In the US, the prime example, although of course it is not an orchestra and
therefore doesn’t have nearly the same kind of struggles with overhead costs,
is the Kronos Quartet. I went to see them perform Terry Riley’s Sun Rings
at BAM last night, and it was quite a sight to behold, even before the performance
started. The large opera house was completely sold out, even though there were
three separate performances featuring nothing but this single piece by a composer
who’s mainly known for one work he wrote in 1964.
Clearly, there’s a huge audience for new music if it’s done right. And the
main lesson of last night’s concert, for me, was that the audience really has
to be able to trust the performers. A couple of posts ago, I worried
about going to see a new opera at Glyndebourne: evidently, I don’t completely
trust the house to put on a great show. And the Death of Klinghoffer
fiasco last December was
proof enough for anybody that the Brooklyn Philharmonic and BAM are not the
kind of brand names which can be trusted with new music.
The Kronos Quartet, however, with more than 30 years of history, has managed
to create a brand name which people know they can trust.

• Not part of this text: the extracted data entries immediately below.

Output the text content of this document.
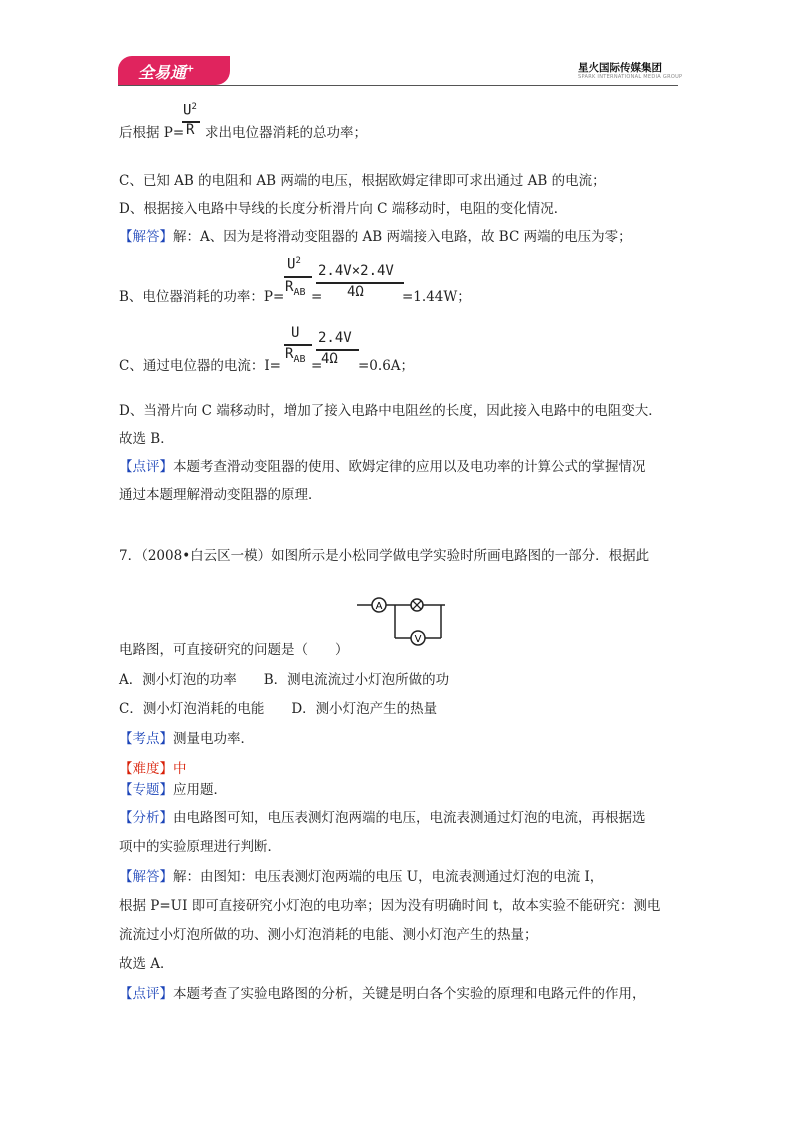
全易通+	星火国际传媒集团
SPARK INTERNATIONAL MEDIA GROUP
后根据 P=
$U^2$
R 求出电位器消耗的总功率；
C、已知 AB 的电阻和 AB 两端的电压，根据欧姆定律即可求出通过 AB 的电流；
D、根据接入电路中导线的长度分析滑片向 C 端移动时，电阻的变化情况．
【解答】解：A、因为是将滑动变阻器的 AB 两端接入电路，故 BC 两端的电压为零；
B、电位器消耗的功率：P=
$U^2$
$R_{AB}$ =
2.4V×2.4V
4Ω	=1.44W；
C、通过电位器的电流：I=
U
$R_{AB}$ =
2.4V
4Ω =0.6A；
D、当滑片向 C 端移动时，增加了接入电路中电阻丝的长度，因此接入电路中的电阻变大．
故选 B．
【点评】本题考查滑动变阻器的使用、欧姆定律的应用以及电功率的计算公式的掌握情况
通过本题理解滑动变阻器的原理．
7．（2008•白云区一模）如图所示是小松同学做电学实验时所画电路图的一部分．根据此
A
V
电路图，可直接研究的问题是（　　）
A．测小灯泡的功率　　B．测电流流过小灯泡所做的功
C．测小灯泡消耗的电能　　D．测小灯泡产生的热量
【考点】测量电功率．
【难度】中
【专题】应用题．
【分析】由电路图可知，电压表测灯泡两端的电压，电流表测通过灯泡的电流，再根据选
项中的实验原理进行判断．
【解答】解：由图知：电压表测灯泡两端的电压 U，电流表测通过灯泡的电流 I，
根据 P=UI 即可直接研究小灯泡的电功率；因为没有明确时间 t，故本实验不能研究：测电
流流过小灯泡所做的功、测小灯泡消耗的电能、测小灯泡产生的热量；
故选 A．
【点评】本题考查了实验电路图的分析，关键是明白各个实验的原理和电路元件的作用，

The score for Sun
Rings did not require particularly virtuoso playing: probably there are
a dozen other quartets who could have sat in those chairs and done an equally
good job. But the production here was immaculate: no costs were cut, the very
best designers and singers were hired, and everybody worked with each other
to create a whole which was greater than the sum of its parts – quite
the opposite of the regrettable Klinghoffer situation.
I’m not going to say much about Sun Rings itself: while I greatly
enjoyed the concert, and am extremely glad I went, I have serious misgivings
about the final movement, with visuals straight out of the annual report of
a major multinational polluter and an annoying woman’s voice intoning something
about One Earth One People One Love. Other than that, the piece is excellent,
and the video footage of the surface of the sun, especially, was glorious.
My broader point is that the audience clearly had a great experience last night,
and, if given the choice, most of them will come back for more. There are many
wonderful works written for full orchestra rather than for string quartet which
could get a similar reaction. What New York lacks – what, I daresay, America
lacks – is an institution which has successfully invested itself in performing
those pieces. The problem, as I see it, with the Toronto approach is that if
it doesn’t work, little if any harm is done to the orchestra as a whole. New
music is hard work, and if the costs of failure are low or even negative, then
no one’s going to expend much effort in making sure it works. The Kronos Quartet
managed to sell out BAM for three successive nights because their audience knows
that they care about new music, and have a history of getting it right. There
are precious few other US organisations about whom the same can be said.
test
Another excellent group: Bang on a Can. Very enjoyable concerts and they are not afraid to teach a little. I’ve been to three concerts that were packed with interested music-lovers eager to learn.